American Airlines has fired the latest salvo in its back-and-forth dispute with ASTA over American’s distribution practices.
ASTA filed a complaint with the DOT last September, arguing that American’s removal of a large portion of its content from traditional GDS (Edifact-enabled) booking channels, has harmed consumers. As required by the DOT, American responded to the complaint in November. Then ASTA responded to American’s response in December.
On Monday, it was American’s turn. In a 20-page filing, American characterized ASTA as engaging in an effort to stifle innovation and competition in airline distribution, not for the benefit of consumers but for the benefit of some travel agencies.
“ASTA’s quibble is not with the technology; it is with the fact that some corporate travel agencies would prefer not to use it,” American said. “No one is forcing them to. But that leaves those agencies with another issue: they must compete against NDC-enabled companies that are now able to deliver previously unachievable efficiencies, innovation, and servicing benefits.”
American is making its full range of fares available to travel agencies only via connections enabled by New Distribution Capability (NDC). As of Dec. 31, American’s lowest fare was in the NDC channel 55% of the time, according to data from Amtrav, a corporate travel agency that is 36th on Travel Weekly’s Power List.
ASTA asked in its September complaint that the DOT issue an order requiring American to restore all fares within the traditional GDS.
Since that September request, American and ASTA have taken turns submitting arguments into the federal docket.
American, along with other airlines that are adopting NDC, prefer the technology to the legacy Edifact technology because NDC allows for the merchandising of far more products, including ancillary products and fare bundles. Via NDC, airlines can also price tickets continuously instead of having to rely on the traditional fare-filing system, which has a limit of 26 fare codes.
ASTA, in its push for sanctions against American, has cited service shortcomings with NDC bookings, such as no virtual payment capability; an inability to book air, car and hotel at the same time during the booking flow; and the inability to support rules or custom fields, which is important for agencies that manage corporate accounts.
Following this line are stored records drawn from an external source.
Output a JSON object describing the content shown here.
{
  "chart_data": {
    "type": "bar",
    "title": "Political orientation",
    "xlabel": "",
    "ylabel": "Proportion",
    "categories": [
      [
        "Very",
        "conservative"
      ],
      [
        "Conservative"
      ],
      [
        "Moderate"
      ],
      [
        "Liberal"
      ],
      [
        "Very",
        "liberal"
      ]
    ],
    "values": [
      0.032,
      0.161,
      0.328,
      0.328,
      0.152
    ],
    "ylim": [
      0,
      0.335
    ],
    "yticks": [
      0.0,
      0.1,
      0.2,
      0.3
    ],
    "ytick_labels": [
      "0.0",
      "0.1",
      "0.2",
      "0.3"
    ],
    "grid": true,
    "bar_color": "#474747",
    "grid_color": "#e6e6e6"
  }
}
Further, ASTA has argued that making an NDC connection is an expensive proposition. While some companies, like the OTAs, have adopted NDC technology, the Society argues they have the budgets to do so, whereas most small and medium-size agencies do not.
In its filing Monday, American said that blocking technological competition in airline distribution would leave consumers “mired in stagnating and static pre-internet, pre-API computer protocol.”
The airline also highlighted several travel sellers “are hustling to bring the NDC-improved experience to every consumer,” including Priceline, Expedia, Kayak, Hopper, Navan, Spotnana and AmTrav.
American said that any service limitations that exist under NDC are functions that travel agencies should be delivering, regardless of technology.
“There is no statutory basis to calcify the industry for the sake of a narrow slice of corporate travel agencies that have historically exploited the limitations of now-stale technology to protect their profits,” the filing reads.